Beignets, Calas, and Fritters - Breakfast in New Orleans

Calas

The Spruce / Diana Rattray

If you've been to New Orleans, you've likely enjoyed beignets and cafe au lait at Café du Monde. Beignets are those awesome warm, soft pillows of fried dough sprinkled liberally with powdered sugar.

difference between beignets and calas
Illustration: Emily Mendoza. © The Spruce, 2019

Beignets

The "Picayune Creole Cookbook" credits the early French colonists for bringing the delicious tradition of beignets to New Orleans. The cookbook tells a story of how the early Creole cooks responded to hungry children "...handing a beautiful golden beignet, piled with snowy sugar, to the expectant little ones." Their version of beignets is simply a plain baking powder batter to be used as the basis for fruit-filled fritters.

You don't have to go to New Orleans to enjoy these wonderful French market doughnuts. Beignets are traditionally made with a sweetened yeast dough, deep-fried to soft pillowy perfection. Terri contributed an interesting and tasty shortcut version made with canned refrigerated biscuits. Whether you choose to make the homemade yeast version or the quick and easy beignets, you won't be disappointed. Sprinkle them with plenty of powdered sugar, provide a few napkins, and enjoy!

Calas

Calas are not as well known as the beignet.
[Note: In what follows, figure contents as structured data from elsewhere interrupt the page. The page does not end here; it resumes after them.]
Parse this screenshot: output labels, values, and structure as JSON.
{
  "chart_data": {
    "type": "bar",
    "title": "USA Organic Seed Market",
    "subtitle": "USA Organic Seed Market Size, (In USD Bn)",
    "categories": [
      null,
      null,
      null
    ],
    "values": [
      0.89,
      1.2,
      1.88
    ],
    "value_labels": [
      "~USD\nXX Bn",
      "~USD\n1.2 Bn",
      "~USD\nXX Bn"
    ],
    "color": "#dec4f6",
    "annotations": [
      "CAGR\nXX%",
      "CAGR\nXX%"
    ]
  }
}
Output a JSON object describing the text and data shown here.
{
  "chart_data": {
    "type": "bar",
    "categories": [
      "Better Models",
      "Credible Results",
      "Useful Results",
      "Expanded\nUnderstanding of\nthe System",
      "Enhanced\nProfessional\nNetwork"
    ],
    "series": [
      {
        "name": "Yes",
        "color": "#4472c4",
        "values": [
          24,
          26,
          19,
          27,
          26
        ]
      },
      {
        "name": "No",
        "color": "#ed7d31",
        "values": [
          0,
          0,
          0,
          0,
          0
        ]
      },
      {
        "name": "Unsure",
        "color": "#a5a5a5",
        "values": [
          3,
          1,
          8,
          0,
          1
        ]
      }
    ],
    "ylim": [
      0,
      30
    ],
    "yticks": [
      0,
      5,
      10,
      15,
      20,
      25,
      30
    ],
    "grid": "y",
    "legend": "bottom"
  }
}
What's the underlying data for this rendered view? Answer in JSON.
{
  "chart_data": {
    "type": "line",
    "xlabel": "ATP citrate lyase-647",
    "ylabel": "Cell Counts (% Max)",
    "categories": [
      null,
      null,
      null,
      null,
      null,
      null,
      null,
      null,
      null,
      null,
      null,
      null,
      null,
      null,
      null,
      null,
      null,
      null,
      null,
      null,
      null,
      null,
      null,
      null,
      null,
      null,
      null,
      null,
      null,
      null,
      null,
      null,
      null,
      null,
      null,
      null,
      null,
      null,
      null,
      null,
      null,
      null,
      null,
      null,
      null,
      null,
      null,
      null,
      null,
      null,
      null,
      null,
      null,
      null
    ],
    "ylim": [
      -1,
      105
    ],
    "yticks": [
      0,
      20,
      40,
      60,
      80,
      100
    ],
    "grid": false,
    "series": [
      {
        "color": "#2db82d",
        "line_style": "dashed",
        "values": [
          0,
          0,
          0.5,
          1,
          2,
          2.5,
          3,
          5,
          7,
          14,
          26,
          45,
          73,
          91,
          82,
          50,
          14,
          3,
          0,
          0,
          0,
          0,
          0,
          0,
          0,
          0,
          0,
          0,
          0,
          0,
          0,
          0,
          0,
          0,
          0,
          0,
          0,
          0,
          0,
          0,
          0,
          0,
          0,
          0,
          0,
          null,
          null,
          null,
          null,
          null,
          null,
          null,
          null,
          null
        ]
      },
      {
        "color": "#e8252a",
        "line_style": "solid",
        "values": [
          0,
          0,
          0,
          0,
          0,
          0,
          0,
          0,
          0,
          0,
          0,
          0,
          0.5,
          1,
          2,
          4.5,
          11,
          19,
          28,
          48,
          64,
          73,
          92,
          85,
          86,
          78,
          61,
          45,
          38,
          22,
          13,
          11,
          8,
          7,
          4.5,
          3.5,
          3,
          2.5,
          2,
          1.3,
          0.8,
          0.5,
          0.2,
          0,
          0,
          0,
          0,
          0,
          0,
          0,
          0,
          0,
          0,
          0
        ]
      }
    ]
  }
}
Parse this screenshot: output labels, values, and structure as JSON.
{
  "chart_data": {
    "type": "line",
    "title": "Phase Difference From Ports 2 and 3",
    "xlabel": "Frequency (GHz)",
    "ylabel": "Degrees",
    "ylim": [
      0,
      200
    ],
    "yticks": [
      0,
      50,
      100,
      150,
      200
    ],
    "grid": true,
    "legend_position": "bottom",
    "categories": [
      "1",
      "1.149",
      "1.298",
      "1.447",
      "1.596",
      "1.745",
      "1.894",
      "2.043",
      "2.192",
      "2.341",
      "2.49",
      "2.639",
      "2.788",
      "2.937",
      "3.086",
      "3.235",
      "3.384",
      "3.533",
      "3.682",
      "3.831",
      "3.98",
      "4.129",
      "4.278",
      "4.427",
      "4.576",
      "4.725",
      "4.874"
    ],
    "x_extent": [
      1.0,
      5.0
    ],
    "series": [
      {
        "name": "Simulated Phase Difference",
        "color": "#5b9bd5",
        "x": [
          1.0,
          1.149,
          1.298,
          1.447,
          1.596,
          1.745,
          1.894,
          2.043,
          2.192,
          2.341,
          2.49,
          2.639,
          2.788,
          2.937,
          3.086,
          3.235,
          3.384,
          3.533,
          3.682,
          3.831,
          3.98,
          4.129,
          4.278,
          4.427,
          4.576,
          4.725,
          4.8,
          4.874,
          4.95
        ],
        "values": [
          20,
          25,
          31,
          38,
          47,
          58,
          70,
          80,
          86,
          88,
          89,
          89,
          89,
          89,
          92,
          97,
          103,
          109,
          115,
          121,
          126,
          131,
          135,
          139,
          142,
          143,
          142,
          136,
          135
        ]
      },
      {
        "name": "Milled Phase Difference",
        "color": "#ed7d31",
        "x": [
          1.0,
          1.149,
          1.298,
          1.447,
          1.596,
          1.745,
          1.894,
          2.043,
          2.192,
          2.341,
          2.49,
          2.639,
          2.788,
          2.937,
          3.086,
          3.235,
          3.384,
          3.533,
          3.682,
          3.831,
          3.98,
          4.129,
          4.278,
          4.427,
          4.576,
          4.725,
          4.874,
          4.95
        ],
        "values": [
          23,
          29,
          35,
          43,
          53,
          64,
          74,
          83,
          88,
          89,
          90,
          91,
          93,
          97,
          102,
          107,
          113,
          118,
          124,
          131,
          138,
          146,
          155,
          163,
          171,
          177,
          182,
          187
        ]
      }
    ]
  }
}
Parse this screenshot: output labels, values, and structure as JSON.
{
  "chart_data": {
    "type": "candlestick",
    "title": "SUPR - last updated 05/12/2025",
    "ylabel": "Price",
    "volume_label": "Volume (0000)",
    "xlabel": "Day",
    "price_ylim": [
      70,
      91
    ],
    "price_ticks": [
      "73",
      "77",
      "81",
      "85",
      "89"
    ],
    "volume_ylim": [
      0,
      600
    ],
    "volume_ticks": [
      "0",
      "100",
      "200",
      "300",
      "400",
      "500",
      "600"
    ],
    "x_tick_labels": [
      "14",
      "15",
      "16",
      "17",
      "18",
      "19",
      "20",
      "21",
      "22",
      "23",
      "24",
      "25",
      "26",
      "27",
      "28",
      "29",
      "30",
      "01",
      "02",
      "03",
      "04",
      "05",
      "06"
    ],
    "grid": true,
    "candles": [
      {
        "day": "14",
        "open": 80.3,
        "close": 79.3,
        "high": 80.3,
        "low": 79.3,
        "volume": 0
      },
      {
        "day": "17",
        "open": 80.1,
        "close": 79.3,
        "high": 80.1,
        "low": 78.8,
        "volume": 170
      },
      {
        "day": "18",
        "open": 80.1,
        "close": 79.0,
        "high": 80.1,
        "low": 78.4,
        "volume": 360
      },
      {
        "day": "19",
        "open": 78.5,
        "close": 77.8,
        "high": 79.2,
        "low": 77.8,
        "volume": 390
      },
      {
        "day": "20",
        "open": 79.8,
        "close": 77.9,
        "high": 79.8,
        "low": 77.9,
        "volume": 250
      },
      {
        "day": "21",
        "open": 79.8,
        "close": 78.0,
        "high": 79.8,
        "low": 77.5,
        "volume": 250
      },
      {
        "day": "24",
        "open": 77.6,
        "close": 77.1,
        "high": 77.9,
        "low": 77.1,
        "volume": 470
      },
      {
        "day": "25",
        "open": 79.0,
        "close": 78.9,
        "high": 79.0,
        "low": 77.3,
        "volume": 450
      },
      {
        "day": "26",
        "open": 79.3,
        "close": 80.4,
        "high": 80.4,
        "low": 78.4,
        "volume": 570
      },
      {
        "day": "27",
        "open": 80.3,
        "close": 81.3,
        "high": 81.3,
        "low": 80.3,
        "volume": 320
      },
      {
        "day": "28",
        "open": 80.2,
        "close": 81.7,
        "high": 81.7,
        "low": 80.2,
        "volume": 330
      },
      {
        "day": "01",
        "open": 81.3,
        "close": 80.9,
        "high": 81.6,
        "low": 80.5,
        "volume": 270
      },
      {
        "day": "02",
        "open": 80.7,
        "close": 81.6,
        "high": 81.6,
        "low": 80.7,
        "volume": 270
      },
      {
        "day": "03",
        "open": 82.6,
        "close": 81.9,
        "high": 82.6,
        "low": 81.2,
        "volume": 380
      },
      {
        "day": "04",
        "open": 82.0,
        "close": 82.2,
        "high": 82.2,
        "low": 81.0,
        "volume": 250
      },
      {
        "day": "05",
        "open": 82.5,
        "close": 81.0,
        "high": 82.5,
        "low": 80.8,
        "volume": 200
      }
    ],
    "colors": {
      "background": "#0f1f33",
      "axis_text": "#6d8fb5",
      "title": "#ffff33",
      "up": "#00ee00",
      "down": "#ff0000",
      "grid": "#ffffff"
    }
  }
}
They are another New Orleans fried dough tradition harkening back to the turn of the last century. Calas are fried breakfast fritters made with cooked rice, flour, sugar, and spices. According to "The Dictionary of American Food & Drink," the word Calas was first printed in 1880. The word purportedly comes from one or more African languages, such as the Nupe word kárá, or "fried cake." 

Street vendors with baskets perched on their heads were once a common sight in New Orleans' French Quarter. They sold the fresh hot calas with the familiar cry, "Calas, belles, calas tout chauds!"

Calas can be made with a yeast dough or a basic baking powder dough, much like doughnuts. The cooked rice gives them a unique, pleasant texture. If you want less texture, cook the rice until it's soft.